La Sanità è un settore strategico che necessita di un costante presidio per un suo conseguente rafforzamento, essendo l’AUSL Rieti la maggiore azienda sul territorio a livello di dipendenti. Per l’Ospedale San Camillo de Lellis del capoluogo, si dovranno, anzitutto, ottenere le richieste deroghe finalizzate all’assunzione di nuovo personale per ottimizzare e potenziare i connessi Livelli essenziali di assistenza, superando le fin troppo abusate forme di precarietà, attraverso la stabilizzazione delle risorse umane interessate.
Tale esigenza appare ancor più cogente alla luce del Decreto Regione Lazio che non ha previsto interventi sul versante del personale secondo quanto sopra esposto, a fronte, di un aumento di posti letto.
Per ciò che concerne il Servizio di Trasporto Pubblico Locale, le recenti, gravi problematiche registratesi in danno dei tanti pendolari reatini per il trasporto su gomma, esperito da Cotral spa (e in particolare sulla tratta Rieti-Roma) si aggiungono alla carente funzionalità del trasporto su rotaia (affidato all’unica linea Rieti-Roma via Terni-Orte).
In tale ambito non è più rinviabile nel tempo la ripresa della discussione sul Piano del Trasporto Provinciale, finalizzato a ottenere una migliore efficienza del servizio di collegamento anzitutto con la Capitale, ponendo così Rieti nodo di scambio strategico per i collegamenti con tutti i paesi della provincia, al fine di confermare il capoluogo stesso come centro di servizi pubblici importanti per cittadini e studenti provenienti dalla provincia e assicurando agli stessi pendolari un servizio in linea con le moderne esigenze di mobilità.
Sotto questo aspetto, si registra positivamente la imminente conclusione della realizzazione del nuovo deposito Cotral spa di Rieti Centro d’area con un’officina all’altezza di una città capoluogo di Provincia.
Tutto ciò, però, non esime CGIL e UIL di Rieti dal respingere in toto il progetto-Cotral che, in maniera unilaterale, prevederebbe lo scambio gomma-ferro per il servizio Rieti-Roma (e viceversa), con corse limitate a Passo Corese e trasbordo sulla linea ferroviaria Orte-Fiumicino Aeroporto.

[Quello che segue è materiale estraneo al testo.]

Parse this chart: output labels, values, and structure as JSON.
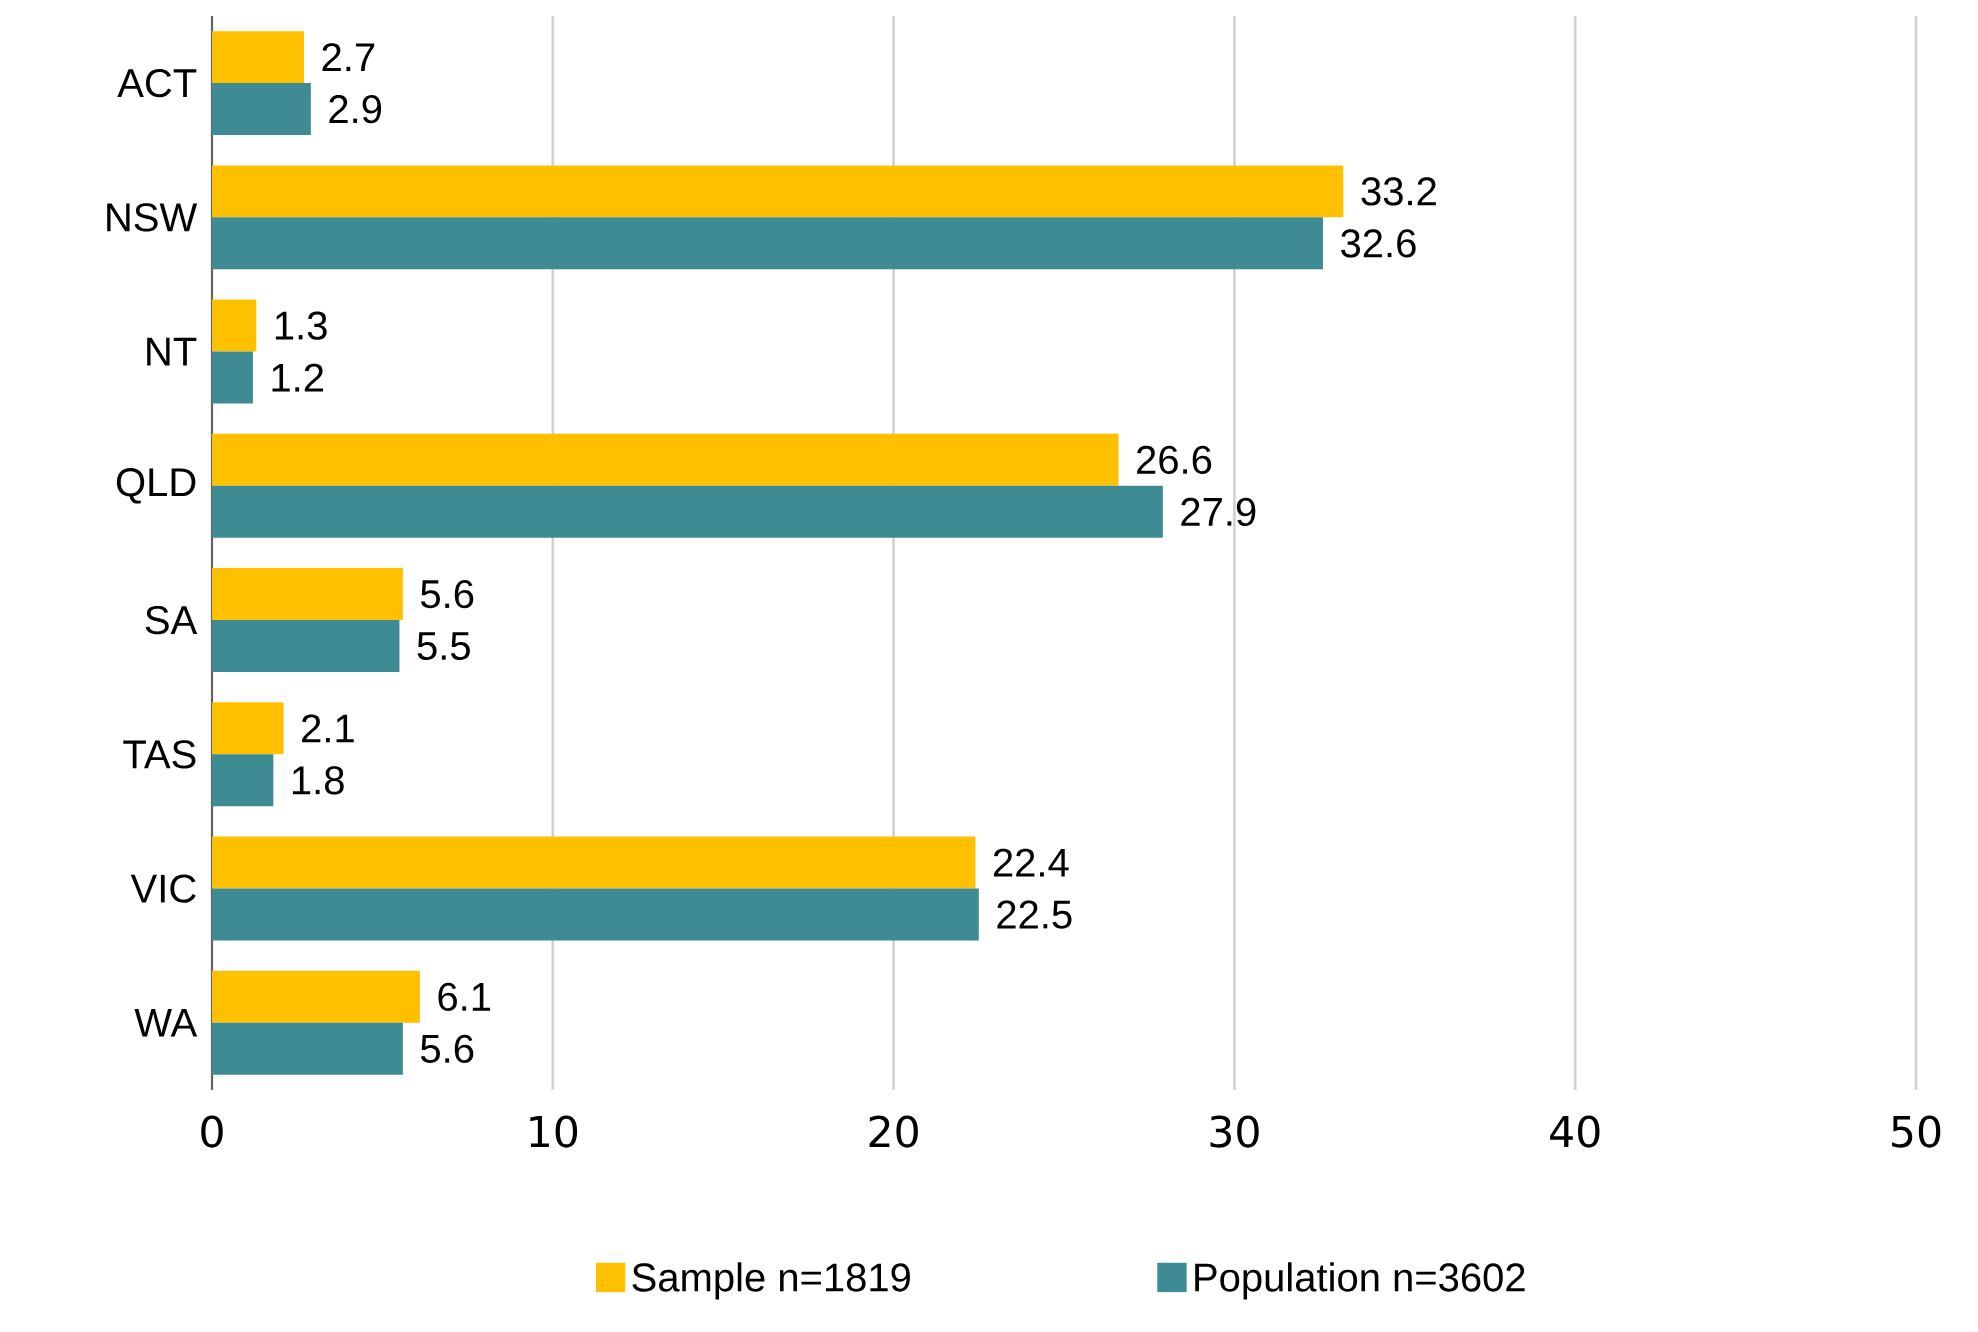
{
  "chart_data": {
    "type": "bar",
    "orientation": "horizontal",
    "categories": [
      "ACT",
      "NSW",
      "NT",
      "QLD",
      "SA",
      "TAS",
      "VIC",
      "WA"
    ],
    "series": [
      {
        "name": "Sample n=1819",
        "color": "#ffc000",
        "values": [
          2.7,
          33.2,
          1.3,
          26.6,
          5.6,
          2.1,
          22.4,
          6.1
        ]
      },
      {
        "name": "Population n=3602",
        "color": "#3e8b93",
        "values": [
          2.9,
          32.6,
          1.2,
          27.9,
          5.5,
          1.8,
          22.5,
          5.6
        ]
      }
    ],
    "xlim": [
      0,
      50
    ],
    "xticks": [
      0,
      10,
      20,
      30,
      40,
      50
    ],
    "grid": "x",
    "legend": "bottom",
    "data_labels": true
  }
}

Si tratta di una scelta errata nel metodo e nel merito, in quanto i treni di questa tratta risultano sempre molto affollati e, quindi, non sufficienti ad accogliere anche i pendolari reatini; inoltre, lo stesso costo del biglietto di viaggio lieviterebbe di oltre il 30%.
Ecco perché, si ribadisce quale soluzione prioritaria, l’esigenza di rafforzare il collegamento Cotral spa con la capitale, acquistando nuovi autobus (fattispecie già promessa da tempo sia dalla dirigenza aziendale che dalla Regione Lazio) e inserendo una corsa serale con partenza da Rieti alle ore 22,30 ed un’altra con partenza da Roma alle ore 24,00.
A tal proposito, CGIL e UIL propongono la realizzazione di una unica società regionale di TPL insieme ad un unico polo di manutenzione che conduca, anzitutto, ad affrontare il problema degli autobus del COTRAL, ormai sempre più usurati, costringendo l’azienda al rispetto degli accordi sottoscritti con le Organizzazioni Sindacali, anche in sede prefettizia.
Per quanto concerne il trasporto ferroviario, CGIL e UIL ritengono importante riprendere il tema del collegamento con Roma nella tratta Rieti-Terni-Orte. In tale contesto, occorrerà riportare in vita l’accordo di qualche anno fa sottoscritto tra Regione Lazio e Ferrovia Centrale Umbra per l’acquisto di tre nuovi treni diesel adatti per questa tratta (costo di circa 20 milioni di Euro): ciò permetterebbe il potenziamento del collegamento, oggi limitato a una sola corsa di andata (il che non rispetta le esigenze dei pendolari reatini).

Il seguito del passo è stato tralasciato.